Thin film flow of an unsteady Maxwell fluid over a shrinking/stretching sheet with variable fluid properties

This paper aims to explore the variable properties of a flow inside the thin film of a unsteady Maxwell fluid and to analyze the effects of shrinking and stretching sheet.

The governing mathematical model has been developed by considering the boundary layer limitations. As a result of boundary layer assumption, a nonlinear partial differential equation is obtained. Later on, similarity transformations have been adopted to convert partial differential equation into an ordinary differential equation. A well-known homotopy analysis method is implemented to solve the problem. MATHEMATICA software has been used to visualize the flow behavior.

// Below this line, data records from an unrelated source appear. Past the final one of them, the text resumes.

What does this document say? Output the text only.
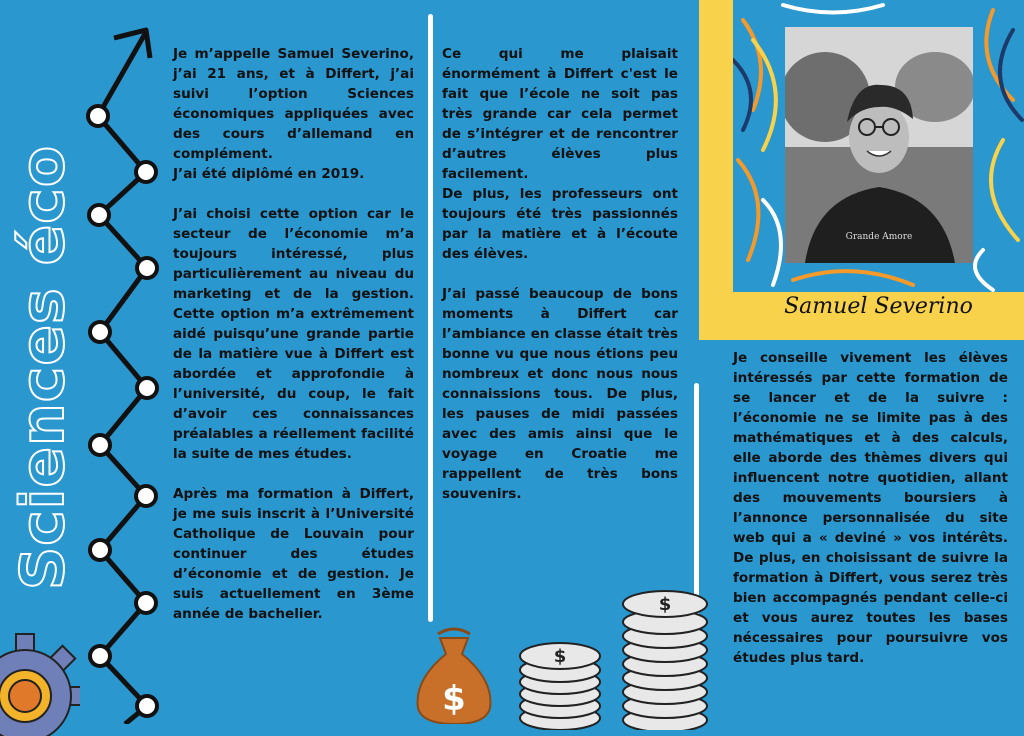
Sciences éco

Je m’appelle Samuel Severino, j’ai 21 ans, et à Differt, j’ai suivi l’option Sciences économiques appliquées avec des cours d’allemand en complément.

J’ai été diplômé en 2019.

J’ai choisi cette option car le secteur de l’économie m’a toujours intéressé, plus particulièrement au niveau du marketing et de la gestion. Cette option m’a extrêmement aidé puisqu’une grande partie de la matière vue à Differt est abordée et approfondie à l’université, du coup, le fait d’avoir ces connaissances préalables a réellement facilité la suite de mes études.

Après ma formation à Differt, je me suis inscrit à l’Université Catholique de Louvain pour continuer des études d’économie et de gestion. Je suis actuellement en 3ème année de bachelier.

Ce qui me plaisait énormément à Differt c'est le fait que l’école ne soit pas très grande car cela permet de s’intégrer et de rencontrer d’autres élèves plus facilement.

De plus, les professeurs ont toujours été très passionnés par la matière et à l’écoute des élèves.

J’ai passé beaucoup de bons moments à Differt car l’ambiance en classe était très bonne vu que nous étions peu nombreux et donc nous nous connaissions tous. De plus, les pauses de midi passées avec des amis ainsi que le voyage en Croatie me rappellent de très bons souvenirs.

$
$
$
Grande Amore
Samuel Severino

Je conseille vivement les élèves intéressés par cette formation de se lancer et de la suivre : l’économie ne se limite pas à des mathématiques et à des calculs, elle aborde des thèmes divers qui influencent notre quotidien, allant des mouvements boursiers à l’annonce personnalisée du site web qui a « deviné » vos intérêts. De plus, en choisissant de suivre la formation à Differt, vous serez très bien accompagnés pendant celle-ci et vous aurez toutes les bases nécessaires pour poursuivre vos études plus tard.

It is observed that variable viscosity does not have a significant effect on velocity field and temperature distribution either in shrinking or stretching case. It is noticed that Maxwell parameter has no dramatic effect on the flow of thin liquid fluid. It has been seen that heat flow increases by increasing the conductivity with temperature in both cases (shrinking/stretching). As a result, fluid temperature goes down when than delta = 0.05 than delta = 0.2.

To the best of authors’ knowledge, nobody has conducted earlier thin film flow of unsteady Maxwell fluid with variable fluid properties and comparison of shrinking and stretching sheet.